Edging around the banister, she took the door and, opening it all the way, peered out into the familiar cemetery that had taken the place of her front yard.
To her right, perched atop its short cement stoop, its four faces aglow with floodlights, Poe’s gravestone monument stood tall and sturdy. As if it and all the other tombs had always been there. Just another collection of quaint lawn ornaments.
Snow dusted the headstones and the narrow walkway, which ran between the house-shaped sepulchres.
Leading away from the threshold on which Isobel stood, a single set of boot prints dotted the trail. They ran past Poe’s monument and between two rows of short, low-lying tombs. There the footprints disappeared, fading into the patch of darkness that waited beyond.
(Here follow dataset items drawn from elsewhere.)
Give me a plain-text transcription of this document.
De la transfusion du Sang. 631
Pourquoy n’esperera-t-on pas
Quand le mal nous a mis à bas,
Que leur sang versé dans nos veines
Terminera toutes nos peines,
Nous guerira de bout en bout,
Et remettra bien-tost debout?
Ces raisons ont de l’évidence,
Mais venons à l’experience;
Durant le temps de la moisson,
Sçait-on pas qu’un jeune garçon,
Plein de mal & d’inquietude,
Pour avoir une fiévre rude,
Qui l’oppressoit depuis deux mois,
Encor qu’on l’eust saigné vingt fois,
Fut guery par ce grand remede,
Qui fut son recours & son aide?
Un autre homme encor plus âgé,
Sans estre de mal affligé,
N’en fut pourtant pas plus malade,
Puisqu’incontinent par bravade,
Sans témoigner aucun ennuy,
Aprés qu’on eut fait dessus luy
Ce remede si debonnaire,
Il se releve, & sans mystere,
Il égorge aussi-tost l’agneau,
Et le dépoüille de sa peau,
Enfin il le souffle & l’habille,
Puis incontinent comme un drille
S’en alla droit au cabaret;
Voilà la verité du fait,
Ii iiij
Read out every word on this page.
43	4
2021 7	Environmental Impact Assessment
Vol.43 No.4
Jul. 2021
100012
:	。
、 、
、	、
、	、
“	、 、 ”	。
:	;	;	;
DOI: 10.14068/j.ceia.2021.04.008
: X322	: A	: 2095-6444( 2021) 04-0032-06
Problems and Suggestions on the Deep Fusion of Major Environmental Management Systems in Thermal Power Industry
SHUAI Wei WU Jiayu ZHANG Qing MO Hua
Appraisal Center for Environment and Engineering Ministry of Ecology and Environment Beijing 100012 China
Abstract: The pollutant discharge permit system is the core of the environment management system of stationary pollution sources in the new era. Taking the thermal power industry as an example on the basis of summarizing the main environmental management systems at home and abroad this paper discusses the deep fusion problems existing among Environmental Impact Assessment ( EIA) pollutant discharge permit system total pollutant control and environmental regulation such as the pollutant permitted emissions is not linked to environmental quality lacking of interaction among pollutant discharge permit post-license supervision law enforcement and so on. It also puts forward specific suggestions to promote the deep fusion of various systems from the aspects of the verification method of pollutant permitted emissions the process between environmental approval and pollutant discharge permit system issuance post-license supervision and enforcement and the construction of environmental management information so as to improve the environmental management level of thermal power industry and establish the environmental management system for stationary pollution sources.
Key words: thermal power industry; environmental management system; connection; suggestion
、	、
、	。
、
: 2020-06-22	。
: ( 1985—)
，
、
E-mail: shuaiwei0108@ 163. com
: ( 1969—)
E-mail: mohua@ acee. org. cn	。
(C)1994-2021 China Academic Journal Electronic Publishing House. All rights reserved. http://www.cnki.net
Even though her breath clouded in front of her, Isobel felt no coldness in the air.
She deliberated for a moment, but then, stepping outside, found that the fleecy snow held no frigid sting.
Isobel drifted forward through the silent cemetery. Following the trail of prints, she made her way down the path, glancing back only once to make sure her house was still there, that the door leading to her foyer remained open. It did.
Aware that despite what the pocket watch was telling her, she must be dreaming, Isobel bore onward. She paused when she reached the end of the narrow alley between tombs and, glancing right, saw that a quiet sidewalk waited beyond the tall Greene Street gates.
To her left, the footprints continued on, winding past the closed entrance to the catacombs and hooking around the corner of Westminster Hall.
Sure, now, of where the prints must lead—and to whom—Isobel let go of her need to stay within sight of her house. She rounded the bend, and from there made her way quickly up the narrow, uneven brick trail that would take her to Poe’s original burial spot.
He stood just where she knew she would find him, hovering over the stone marker while bits of white gathered on the wide brim of his hat.
A low breeze brushed past Isobel and swept around Reynolds, stirring the bottom edge of his cloak and the tails of his white scarf.
Her bare feet leaving the trail, Isobel moved toward him over the hardened earth. Reynolds did not glance her way as she approached but kept his gaze squarely on the marker’s chiseled raven. Even as Isobel joined him at his side, he didn’t turn to her or speak.
“Let me guess,” Isobel said. She dropped her voice low, scrunching her face into her best Reynolds scowl. “Do not be alarmed. This is a dream.”